Boy calls me an “empath” because I feel deeply the emotions of others (even if it is a bug, and I am making it up in my head). This was harmful in the beginning of my career because it overwhelmed me. No one told me students would cry in my office – and not about bad grades but about dying family members, utter depression, facing homelessness, or the like. I was a teacher, not a psychiatrist! As empathic as I am, all their issues weighed heavily on me. I doubt students realized it, and for many I was one of the few who “got” it. These were real people, regardless of our teacher-student relationship. I couldn’t be cold and cut them off. I couldn’t push them out of my office because I was too busy. I couldn’t end office hours because I had “more important” things to do. That’s what some faculty did, but I did the opposite. I encouraged students to meet with me – one semester I had over 50 meetings! (That was when I was an adjunct not even being paid for my time!!)

It did get in the way a lot, but I know for certain, some students were better off by having my ear. Or, by the “wisdom” I could impart about how to do school or whatever. I don’t think a teacher is suppose to be so single-minded to only deliver information. I think a teacher is meant to mentor a person into a better person; the education part is the given, while the other values and skills are part and parcel. You cannot teach someone the specifics of a field without their first having a foundation to stand on. And if their parents or highschool or other college professors have let them down, then, yes, I think teachers should pick up the slack. Remember those faculty meetings that rubbed me the wrong way? There is a big divide with that thought. Most professors appeared to feel that if a student couldn’t cut it because they had a poor educational background, then the student should drop out.
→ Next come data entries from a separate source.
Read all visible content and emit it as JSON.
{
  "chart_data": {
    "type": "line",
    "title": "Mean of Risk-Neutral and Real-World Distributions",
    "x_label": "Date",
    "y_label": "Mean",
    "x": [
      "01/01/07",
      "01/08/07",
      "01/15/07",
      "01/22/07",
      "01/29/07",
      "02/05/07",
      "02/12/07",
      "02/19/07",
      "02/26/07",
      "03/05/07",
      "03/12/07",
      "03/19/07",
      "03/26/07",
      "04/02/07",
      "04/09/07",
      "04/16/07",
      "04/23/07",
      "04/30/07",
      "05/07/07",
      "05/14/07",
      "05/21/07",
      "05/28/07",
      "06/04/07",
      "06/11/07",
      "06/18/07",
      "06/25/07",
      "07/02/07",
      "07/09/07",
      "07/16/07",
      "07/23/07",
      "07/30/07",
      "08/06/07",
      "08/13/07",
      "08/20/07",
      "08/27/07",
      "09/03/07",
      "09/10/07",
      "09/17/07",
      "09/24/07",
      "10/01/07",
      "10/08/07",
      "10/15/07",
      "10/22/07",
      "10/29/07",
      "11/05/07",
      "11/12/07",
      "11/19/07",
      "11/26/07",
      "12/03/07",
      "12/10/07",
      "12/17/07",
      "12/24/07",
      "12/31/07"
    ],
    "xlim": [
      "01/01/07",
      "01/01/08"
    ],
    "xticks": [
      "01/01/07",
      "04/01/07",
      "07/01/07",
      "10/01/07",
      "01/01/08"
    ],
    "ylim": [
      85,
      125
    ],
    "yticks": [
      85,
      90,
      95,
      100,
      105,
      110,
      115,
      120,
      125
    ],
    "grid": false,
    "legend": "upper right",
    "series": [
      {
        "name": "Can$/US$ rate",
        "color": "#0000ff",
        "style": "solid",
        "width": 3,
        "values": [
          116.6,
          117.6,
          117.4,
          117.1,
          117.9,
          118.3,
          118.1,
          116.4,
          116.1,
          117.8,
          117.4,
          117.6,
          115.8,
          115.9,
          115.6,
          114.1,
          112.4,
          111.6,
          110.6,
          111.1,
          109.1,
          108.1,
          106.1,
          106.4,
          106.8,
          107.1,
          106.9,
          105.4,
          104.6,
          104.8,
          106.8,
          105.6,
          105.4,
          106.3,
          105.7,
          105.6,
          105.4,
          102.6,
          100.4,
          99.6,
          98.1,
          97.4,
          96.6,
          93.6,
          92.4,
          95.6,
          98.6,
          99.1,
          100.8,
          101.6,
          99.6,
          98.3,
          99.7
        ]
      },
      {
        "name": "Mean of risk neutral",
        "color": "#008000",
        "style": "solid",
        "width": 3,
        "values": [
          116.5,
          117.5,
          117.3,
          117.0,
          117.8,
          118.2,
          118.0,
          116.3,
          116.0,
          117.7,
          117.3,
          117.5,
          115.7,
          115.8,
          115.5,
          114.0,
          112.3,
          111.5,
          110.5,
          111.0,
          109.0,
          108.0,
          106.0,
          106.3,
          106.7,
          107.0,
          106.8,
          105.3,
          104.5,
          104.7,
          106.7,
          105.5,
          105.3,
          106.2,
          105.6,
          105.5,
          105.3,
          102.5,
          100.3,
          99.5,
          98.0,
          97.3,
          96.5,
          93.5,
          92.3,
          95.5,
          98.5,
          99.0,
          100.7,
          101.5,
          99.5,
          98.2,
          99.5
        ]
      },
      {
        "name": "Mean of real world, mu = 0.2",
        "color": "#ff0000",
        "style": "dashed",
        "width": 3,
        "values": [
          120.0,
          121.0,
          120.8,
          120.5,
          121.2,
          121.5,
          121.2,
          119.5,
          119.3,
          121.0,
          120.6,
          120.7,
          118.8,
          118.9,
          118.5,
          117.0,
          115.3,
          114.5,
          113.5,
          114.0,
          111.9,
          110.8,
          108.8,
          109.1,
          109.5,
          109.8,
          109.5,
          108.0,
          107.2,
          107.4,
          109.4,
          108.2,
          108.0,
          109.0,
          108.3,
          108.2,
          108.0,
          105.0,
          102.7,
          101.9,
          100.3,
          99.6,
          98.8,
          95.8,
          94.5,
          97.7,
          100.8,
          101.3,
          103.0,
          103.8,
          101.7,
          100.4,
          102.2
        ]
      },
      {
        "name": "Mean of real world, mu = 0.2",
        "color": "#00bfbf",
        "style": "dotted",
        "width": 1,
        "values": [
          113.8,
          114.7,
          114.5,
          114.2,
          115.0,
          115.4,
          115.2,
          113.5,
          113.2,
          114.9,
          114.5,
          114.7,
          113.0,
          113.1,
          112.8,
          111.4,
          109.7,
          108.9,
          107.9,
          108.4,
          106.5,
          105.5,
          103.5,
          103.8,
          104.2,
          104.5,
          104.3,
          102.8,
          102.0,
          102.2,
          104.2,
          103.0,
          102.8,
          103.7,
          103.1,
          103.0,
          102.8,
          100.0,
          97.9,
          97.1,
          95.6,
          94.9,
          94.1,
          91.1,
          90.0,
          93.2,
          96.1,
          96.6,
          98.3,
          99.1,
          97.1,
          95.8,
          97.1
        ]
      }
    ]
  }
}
I’m sorry, but where will that student get the foundation then to get educated? You want them to stay ignorant, with low self-esteem, making bad decisions their whole life because they weren’t born with privilege? Uhm, no. What’s that phrase? It’s misquoted terribly these days, but “be the change you want to see in the world.” Teachers, in my humble opinion, are mentors first. Get rid of the ego.

I think that is why, semester after semester, I would have more than one praise for being the “favorite” or “best” or “most compassionate” teacher on campus. And I never made my classes easy. Some parts were easy, some classes were by default easier than others, but I always attempted to challenge even the brightest in the class. So when I read “best” next to “hardest” from the same anonymous individuals, year after year, I knew I succeeded.

And that mentoring part of teaching is what I miss most. The students lost a great teacher when my contract was not extended, and universities are losing great teachers left and right as they choose to hire contingent faculty rather than open lines with benefits. Contingent faculty cannot sustainably remain awesome. They do not get paid or respected enough to warrant their hard work year after year. Contingency in academia is a big mistake. Hopefully, the pendulum will swing the other way soon and students will actually get what they pay for: an education that makes them better people in society guided by their mentors. This is not all on the universities; this is a societal problem. We need to value education so much more than as “a piece of paper”. Good luck to you all.